Manildra is an operating asset with a capacity of 55.9MW. It has a 10-year power-purchase agreement with EnergyAustralia, the third largest electricity retailer in the country, with an option to extend to 2030.
In a statement, New Energy Solar said Manildra had a target unlevered five-year annual average gross yield of 7.6 percent per annum compared with the current gross annualised yield on its existing operating portfolio of approximately 6.6 percent per annum. The project yield is expected to grow with underlying price escalation in the PPA.
The plant is expected to generate more than 118,000MWh of electricity annually, equivalent to displacing more than 91,000 tonnes of CO2 emissions per annum.
Speaking to Infrastructure Investor, New Energy Solar CEO John Martin said the company had considered investing in Australian assets before, but that changes in market conditions meant that now was the right time for the firm to make its move.
“We’ve always said that any Australian investments would need to be consistent with the investments we’ve made in the US,” he said. “That means they have long offtake agreements, generate good yields, and have been developed by credible developers using tier one equipment.
“I’ve said before that too many investors with Australia-only mandates were chasing too few deals [in renewables]. We’ve seen a change in the Australian market now, where a lot of the froth and bubble from last year has dissipated, and the market is pricing things more sensibly now.”
In particular, this meant a recognition that renewables would help push down wholesale energy prices in future, he said. The Manildra acquisition was also attractive from a portfolio diversification perspective, Martin added.
On the prospect of whether New Energy Solar would make further investments in Australia, Martin said: “I really hope so. We’ve been looking at a few projects here that we like the look of, but it will always have to be consistent with our other investments as we see tons of opportunities.”
Investors should not be deterred by the National Energy Guarantee, he added. “The NEG’s not transformative – everyone’s just saying we need a framework to work with, and think the NEG is workable from that perspective,” he said.

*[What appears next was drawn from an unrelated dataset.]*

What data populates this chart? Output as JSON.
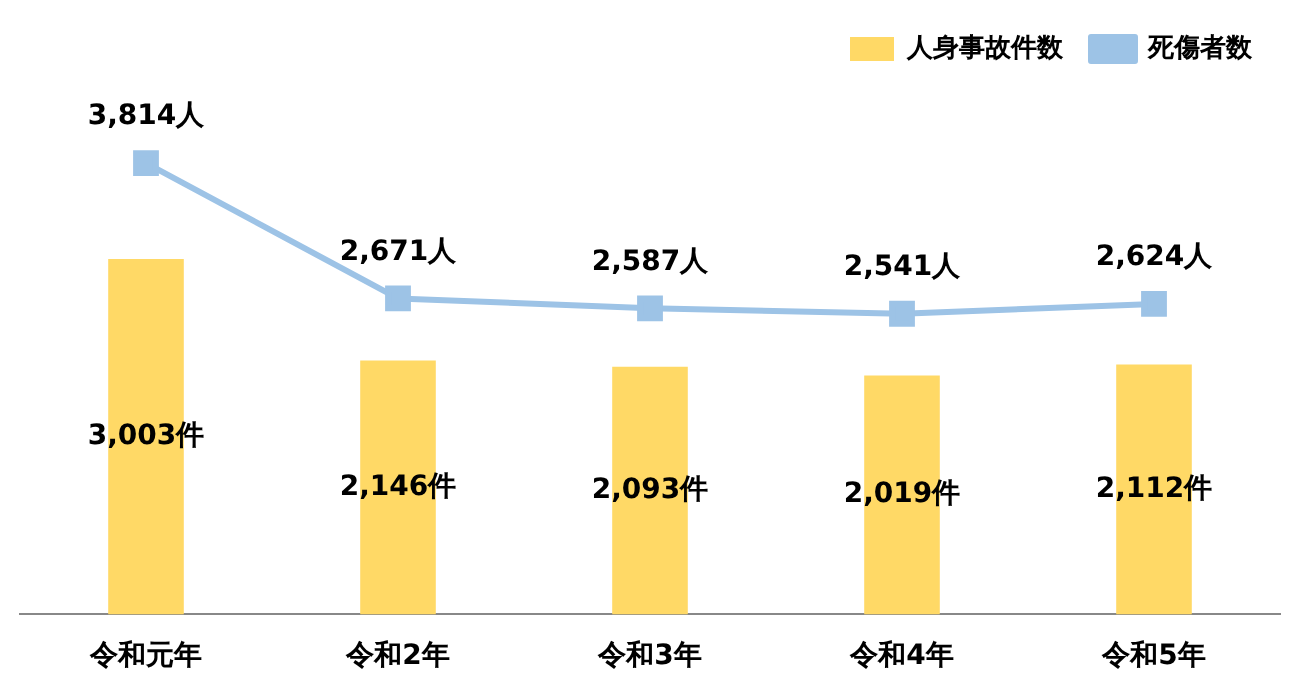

Once the Manildra transaction is complete and committed and in-construction assets in the US are operational, New Energy Solar’s portfolio will comprise interests in more than 730MW of operating solar projects across the US and Australia, with a weighted average PPA term of 17 years.
Its operational assets include the 124.9MW-capacity Boulder Solar I project near Boulder City, Nevada, in which New Energy Solar holds a 49 percent stake. It is currently constructing the 199.6MW-capacity Mount Signal 2 project in Imperial Valley California, alongside several other projects.